WHERE I COME FROM
I’m proud of the fact that I was born and raised in Upstate NY. My mother, a nurse and single parent of four worked two jobs yet we still lived paycheck-to-paycheck. At 14, I was working on the farms near our Spencerport home. Summers were spent in the orchards, picking fruit in the day and loading bushels onto trucks late into the evenings.
Growing up, I was taught that an education and helping people were priorities. So, off I went to SUNY Brockport (BS, Psychology, Summa Cum Laude) and later to Syracuse University College of Law (Go Orange!), spending summers working as a painter and carpenter. Once I earned my JD, I packed my bags and left for Washington, DC, eager to change the world as a First Amendment, public interest attorney.
Soon after arriving in DC, I learned of a new telecommunications industry that was gouging consumers.

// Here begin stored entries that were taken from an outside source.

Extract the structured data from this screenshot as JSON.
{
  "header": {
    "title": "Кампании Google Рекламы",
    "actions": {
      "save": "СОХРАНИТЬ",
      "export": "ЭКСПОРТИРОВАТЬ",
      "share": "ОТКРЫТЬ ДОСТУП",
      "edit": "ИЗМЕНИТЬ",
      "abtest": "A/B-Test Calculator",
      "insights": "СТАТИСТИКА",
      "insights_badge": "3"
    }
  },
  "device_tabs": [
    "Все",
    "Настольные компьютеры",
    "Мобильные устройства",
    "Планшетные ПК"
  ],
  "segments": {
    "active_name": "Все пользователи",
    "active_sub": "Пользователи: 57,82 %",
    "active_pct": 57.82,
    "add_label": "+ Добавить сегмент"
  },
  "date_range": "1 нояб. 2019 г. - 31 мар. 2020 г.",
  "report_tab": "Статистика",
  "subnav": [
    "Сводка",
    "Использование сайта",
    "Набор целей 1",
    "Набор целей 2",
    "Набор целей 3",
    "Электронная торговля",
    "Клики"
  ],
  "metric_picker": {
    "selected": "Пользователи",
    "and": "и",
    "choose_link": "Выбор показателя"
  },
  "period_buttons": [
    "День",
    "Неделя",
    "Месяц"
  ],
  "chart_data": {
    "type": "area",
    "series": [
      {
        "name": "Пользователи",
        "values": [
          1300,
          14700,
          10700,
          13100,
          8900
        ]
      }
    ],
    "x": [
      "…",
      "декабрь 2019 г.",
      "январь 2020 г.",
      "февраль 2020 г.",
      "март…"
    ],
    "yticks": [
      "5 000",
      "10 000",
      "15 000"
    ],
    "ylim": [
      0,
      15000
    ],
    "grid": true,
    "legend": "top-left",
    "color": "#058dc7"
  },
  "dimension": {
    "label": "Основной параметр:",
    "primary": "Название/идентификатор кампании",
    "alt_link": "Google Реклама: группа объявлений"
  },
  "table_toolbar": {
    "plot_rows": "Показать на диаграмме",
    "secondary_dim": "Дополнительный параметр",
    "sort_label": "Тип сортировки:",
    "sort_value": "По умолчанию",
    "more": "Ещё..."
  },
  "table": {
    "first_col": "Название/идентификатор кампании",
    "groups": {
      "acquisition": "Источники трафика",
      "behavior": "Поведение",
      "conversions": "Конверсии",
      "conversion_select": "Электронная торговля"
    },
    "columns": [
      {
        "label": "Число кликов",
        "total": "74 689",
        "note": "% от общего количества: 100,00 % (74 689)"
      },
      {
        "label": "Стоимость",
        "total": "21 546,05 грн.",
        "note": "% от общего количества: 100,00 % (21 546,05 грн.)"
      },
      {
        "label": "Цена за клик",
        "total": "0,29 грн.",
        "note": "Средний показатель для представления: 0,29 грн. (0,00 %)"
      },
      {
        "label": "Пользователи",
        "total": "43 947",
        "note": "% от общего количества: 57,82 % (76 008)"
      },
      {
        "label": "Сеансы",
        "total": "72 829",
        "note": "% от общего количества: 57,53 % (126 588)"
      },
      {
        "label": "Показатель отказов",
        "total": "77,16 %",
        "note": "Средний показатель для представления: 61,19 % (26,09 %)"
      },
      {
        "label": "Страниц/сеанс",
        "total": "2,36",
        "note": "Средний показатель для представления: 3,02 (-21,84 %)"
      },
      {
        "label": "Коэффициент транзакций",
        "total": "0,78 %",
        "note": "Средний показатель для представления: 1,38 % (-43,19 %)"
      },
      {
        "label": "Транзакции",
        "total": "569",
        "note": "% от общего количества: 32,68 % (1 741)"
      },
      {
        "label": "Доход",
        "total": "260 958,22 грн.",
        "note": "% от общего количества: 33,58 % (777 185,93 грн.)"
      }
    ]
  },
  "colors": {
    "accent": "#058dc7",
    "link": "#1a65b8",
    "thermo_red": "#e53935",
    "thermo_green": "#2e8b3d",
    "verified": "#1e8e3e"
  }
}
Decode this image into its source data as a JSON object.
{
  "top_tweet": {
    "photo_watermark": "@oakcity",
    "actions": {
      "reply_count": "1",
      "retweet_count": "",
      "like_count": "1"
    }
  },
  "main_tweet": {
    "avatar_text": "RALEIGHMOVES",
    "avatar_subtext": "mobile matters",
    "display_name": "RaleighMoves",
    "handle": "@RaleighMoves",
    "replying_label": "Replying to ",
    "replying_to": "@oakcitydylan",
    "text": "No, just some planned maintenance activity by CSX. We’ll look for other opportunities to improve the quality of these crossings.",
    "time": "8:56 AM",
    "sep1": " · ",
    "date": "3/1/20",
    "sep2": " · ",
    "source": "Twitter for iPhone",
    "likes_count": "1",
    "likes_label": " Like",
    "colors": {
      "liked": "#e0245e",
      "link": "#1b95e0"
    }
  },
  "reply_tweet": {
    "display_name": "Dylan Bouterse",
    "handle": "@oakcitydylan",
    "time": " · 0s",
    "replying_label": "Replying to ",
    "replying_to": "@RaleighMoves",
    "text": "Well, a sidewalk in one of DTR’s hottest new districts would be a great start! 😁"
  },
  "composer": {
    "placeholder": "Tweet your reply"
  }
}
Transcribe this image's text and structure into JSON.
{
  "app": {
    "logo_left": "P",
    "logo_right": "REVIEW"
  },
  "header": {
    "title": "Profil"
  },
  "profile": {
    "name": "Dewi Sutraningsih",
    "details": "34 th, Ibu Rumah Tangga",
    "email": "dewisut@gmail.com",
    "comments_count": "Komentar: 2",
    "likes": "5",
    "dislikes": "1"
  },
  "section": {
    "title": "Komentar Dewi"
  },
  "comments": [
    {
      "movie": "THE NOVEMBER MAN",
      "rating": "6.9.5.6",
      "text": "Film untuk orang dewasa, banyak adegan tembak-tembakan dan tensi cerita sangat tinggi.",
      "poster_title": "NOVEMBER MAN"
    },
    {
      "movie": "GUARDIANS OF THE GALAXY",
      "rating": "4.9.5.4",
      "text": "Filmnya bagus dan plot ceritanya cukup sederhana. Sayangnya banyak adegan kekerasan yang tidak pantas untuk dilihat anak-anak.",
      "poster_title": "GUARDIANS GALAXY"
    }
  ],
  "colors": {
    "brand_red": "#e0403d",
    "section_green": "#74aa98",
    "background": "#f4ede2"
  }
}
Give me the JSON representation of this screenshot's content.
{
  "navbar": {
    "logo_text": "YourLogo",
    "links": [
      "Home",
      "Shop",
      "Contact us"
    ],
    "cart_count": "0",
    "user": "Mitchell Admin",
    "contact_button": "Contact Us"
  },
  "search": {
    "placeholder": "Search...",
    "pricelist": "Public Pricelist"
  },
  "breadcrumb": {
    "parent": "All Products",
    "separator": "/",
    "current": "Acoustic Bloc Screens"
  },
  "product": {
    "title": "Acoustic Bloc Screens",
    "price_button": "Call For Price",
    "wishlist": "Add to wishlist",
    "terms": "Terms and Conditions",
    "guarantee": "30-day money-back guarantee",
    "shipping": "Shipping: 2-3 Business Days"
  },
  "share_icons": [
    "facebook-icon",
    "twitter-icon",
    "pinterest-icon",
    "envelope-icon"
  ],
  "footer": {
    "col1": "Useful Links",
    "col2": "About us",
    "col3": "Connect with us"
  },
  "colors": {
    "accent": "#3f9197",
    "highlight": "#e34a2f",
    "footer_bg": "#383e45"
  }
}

I led a team that sued six of the biggest telecommunications corporations and took on six of the biggest law firms in DC. I also took the fight to Congress, where I testified before the House and Senate and worked on crafting a bipartisan bill that would reign in a consumer nightmare. A year later, I was made Executive Director of that public interest group and continued my work on First Amendment, consumer and telecommunications issues.
Eventually, I answered the call of my family and came home to help my mom’s growing home care agency in Brockport. I spent more than 15 years helping our neighbors – the elderly and disabled - remain independent in their homes out of institutions where they did not want to be.
While home in Brockport, I became involved in local politics after seeing needs that were not being met. So I ran for Village Trustee and won. I worked extensively on fiscal, public safety and infrastructure issues, but after four years I decided to “term limit myself” and instead helped my neighbors who wanted to run for office.
For the past few years, I’ve continued helping candidates that believe in the working man and woman, in bringing living wage jobs to rebuild Upstate and our country, and protecting seniors and the benefits they have earned and paid for. Holding elected office is a public service - not a golden meal ticket, not a means to self-enrichment, and not a partisan trophy one would do or say anything to keep and maintain. It is a public trust and covenant to work for the people you represent.